How to waste computer memory?

Jussi Piitulainen jussi.piitulainen at helsinki.fi
Fri Mar 18 14:22:59 EDT 2016


Steven D'Aprano writes:

> And I don't understand this meme that indexing strings is not
> important.  Have people never (say) taken a slice of a string, or a
> look-ahead, or something similar?
>
> i = mystring.find(":")
> next_char = mystring[i+1]

The point is that O(1) indexing and slicing *can be done* in UTF-8! Once
you've found the byte index of that ':', the next index can be computed
locally.

Here's a UTF-8 string in Julia, with some 2-byte characters. Indexing is
by byte (1-based).

julia> s = "Heinäpaalin kierittäminen turvaköyttä pitkin on ältsin vaikeeta.";

The index of the 'ö' is found in O(n) time, same as you find the ":" in
Python:

julia> search(s, 'ö')
35

There are methods for finding the next valid index, in O(1) time:

julia> nextind(s, 35)
37

julia> next(s, 35)
('ö',37)

The character at a known index is found in O(1) time:

julia> s[37]
'y'

The index of the previous character is found in O(1) time:

julia> prevind(s, 35)
34

The index of the first space after the 'ö' is again found in O(n) time,
just like it would be in Python:

julia> search(s, ' ', 35)
42

The index of the character preceding that space is found in O(1) time;
this one is a two-byte character, so it's not the byte at 41 but at 40:

julia> prevind(s, 42)
40

And slicing involves no search:

julia> s[34:40]
"köyttä"

> # Strip the first and last chars from a string 
> mystring[1:-1]

julia> s[nextind(s, start(s)):prevind(s, endof(s))]
"einäpaalin kierittäminen turvaköyttä pitkin on ältsin vaikeeta"

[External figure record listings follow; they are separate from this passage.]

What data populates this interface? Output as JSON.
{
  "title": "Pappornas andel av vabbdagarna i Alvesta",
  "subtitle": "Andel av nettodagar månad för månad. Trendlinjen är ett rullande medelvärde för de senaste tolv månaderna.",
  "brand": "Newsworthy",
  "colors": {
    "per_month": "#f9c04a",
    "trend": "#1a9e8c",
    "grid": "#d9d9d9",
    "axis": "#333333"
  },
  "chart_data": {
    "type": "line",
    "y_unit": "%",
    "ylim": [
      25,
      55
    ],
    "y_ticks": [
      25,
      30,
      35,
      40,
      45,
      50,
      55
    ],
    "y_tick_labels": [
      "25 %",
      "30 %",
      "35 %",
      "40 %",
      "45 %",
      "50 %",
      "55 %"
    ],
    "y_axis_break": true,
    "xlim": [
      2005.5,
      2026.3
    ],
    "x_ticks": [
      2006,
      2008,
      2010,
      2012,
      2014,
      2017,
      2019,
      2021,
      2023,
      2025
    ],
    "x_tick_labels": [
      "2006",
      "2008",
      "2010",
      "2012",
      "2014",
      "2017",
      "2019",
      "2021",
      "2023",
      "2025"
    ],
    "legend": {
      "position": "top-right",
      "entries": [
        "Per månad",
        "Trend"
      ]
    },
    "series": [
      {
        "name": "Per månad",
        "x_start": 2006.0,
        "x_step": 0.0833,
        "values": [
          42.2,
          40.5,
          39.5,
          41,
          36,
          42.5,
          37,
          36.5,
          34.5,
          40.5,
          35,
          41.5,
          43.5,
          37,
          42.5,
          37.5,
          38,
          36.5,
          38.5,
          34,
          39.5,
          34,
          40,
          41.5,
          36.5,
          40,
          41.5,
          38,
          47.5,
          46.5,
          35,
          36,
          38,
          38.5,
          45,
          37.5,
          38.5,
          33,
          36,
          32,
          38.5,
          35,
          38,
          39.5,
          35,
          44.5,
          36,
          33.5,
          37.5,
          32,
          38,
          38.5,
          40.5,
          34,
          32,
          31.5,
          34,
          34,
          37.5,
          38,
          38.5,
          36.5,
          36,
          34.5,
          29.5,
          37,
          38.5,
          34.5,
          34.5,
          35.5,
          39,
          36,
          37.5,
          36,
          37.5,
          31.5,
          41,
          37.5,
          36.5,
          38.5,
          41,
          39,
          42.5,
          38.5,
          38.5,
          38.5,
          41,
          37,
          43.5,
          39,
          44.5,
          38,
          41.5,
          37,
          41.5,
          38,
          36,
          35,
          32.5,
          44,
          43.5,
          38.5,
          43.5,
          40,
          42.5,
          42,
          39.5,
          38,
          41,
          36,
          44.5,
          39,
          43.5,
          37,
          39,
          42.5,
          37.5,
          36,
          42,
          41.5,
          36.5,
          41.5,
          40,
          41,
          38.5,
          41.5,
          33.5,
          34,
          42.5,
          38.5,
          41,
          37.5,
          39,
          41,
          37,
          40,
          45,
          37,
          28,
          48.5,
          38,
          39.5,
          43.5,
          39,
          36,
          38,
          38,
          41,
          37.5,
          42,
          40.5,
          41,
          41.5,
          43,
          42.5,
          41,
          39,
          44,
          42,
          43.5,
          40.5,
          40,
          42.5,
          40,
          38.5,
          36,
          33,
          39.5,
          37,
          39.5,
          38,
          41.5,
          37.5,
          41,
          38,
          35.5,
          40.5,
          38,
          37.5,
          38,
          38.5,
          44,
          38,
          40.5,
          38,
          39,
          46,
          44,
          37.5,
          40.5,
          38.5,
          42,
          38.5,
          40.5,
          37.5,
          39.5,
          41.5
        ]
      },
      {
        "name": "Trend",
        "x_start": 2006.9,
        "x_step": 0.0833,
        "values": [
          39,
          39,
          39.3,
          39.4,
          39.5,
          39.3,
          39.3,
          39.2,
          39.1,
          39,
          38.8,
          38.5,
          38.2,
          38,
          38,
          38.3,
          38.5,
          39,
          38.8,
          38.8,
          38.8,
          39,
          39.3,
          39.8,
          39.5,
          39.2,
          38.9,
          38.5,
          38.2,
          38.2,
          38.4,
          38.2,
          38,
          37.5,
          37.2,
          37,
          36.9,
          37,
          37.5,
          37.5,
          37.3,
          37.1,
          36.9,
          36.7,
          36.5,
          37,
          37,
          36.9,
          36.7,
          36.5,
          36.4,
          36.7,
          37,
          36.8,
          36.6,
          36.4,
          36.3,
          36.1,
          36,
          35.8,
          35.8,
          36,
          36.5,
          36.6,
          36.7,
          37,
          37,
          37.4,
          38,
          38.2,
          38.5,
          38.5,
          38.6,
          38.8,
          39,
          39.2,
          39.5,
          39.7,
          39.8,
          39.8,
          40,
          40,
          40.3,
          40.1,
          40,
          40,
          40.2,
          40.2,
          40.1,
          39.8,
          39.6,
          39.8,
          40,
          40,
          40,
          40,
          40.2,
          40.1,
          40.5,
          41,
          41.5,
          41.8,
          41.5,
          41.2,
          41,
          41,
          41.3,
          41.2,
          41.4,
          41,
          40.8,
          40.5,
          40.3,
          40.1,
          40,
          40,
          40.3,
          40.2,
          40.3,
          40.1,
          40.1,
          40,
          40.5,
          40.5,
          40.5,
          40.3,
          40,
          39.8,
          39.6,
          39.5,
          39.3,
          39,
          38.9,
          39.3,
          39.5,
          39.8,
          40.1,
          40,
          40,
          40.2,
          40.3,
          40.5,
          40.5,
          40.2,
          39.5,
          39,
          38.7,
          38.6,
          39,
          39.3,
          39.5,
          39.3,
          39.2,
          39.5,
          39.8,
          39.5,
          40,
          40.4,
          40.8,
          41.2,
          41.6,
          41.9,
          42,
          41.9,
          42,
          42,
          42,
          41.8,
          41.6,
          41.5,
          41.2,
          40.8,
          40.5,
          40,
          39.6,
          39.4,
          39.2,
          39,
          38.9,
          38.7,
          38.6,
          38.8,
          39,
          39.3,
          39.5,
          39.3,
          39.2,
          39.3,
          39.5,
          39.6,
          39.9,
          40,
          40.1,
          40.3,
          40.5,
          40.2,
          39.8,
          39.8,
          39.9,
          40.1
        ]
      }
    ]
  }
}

That's a bit wordy but there's no O(n) search involved.

(I may not know the simplest way to do this in Julia. Or the above may
be the simplest way out of the box. Not sure. And not too worried.)

> But I think that for a programming language which may be dealing with
> strings of multiple tens of megabytes in size, I'm skeptical that
> UTF-8 doesn't cause a performance hit for at least some operations.

Possibly. I've never had an unstructured string of such size. Who works
with such?

I am processing hundreds of such text files right now. Thousands. Why
would anyone know the millionth character in any of them? It's just not
meaningful. The meaningful questions involve positions that are already
somehow identified.

>>> It's not the only drawback, either. If you want to know anything
>>> about the characters in the string that you're looking at, you need
>>> to know their codepoints.
>> 
>> Nonsense. That depends on what you want to know about it. You can
>> extract a single character from a string, as a string, without
>> knowing anything about it except what range the first byte is in. You
>> can use this string directly as an index to a hash table containing
>> information such as unicode properties, names, etc.
>
> I don't understand your comment. If I give you the index of the
> character, how do you know where its first byte is? With UTF-8,
> character i can be anywhere between byte i and 4*i.

If you give me the byte index, then the character is at that index.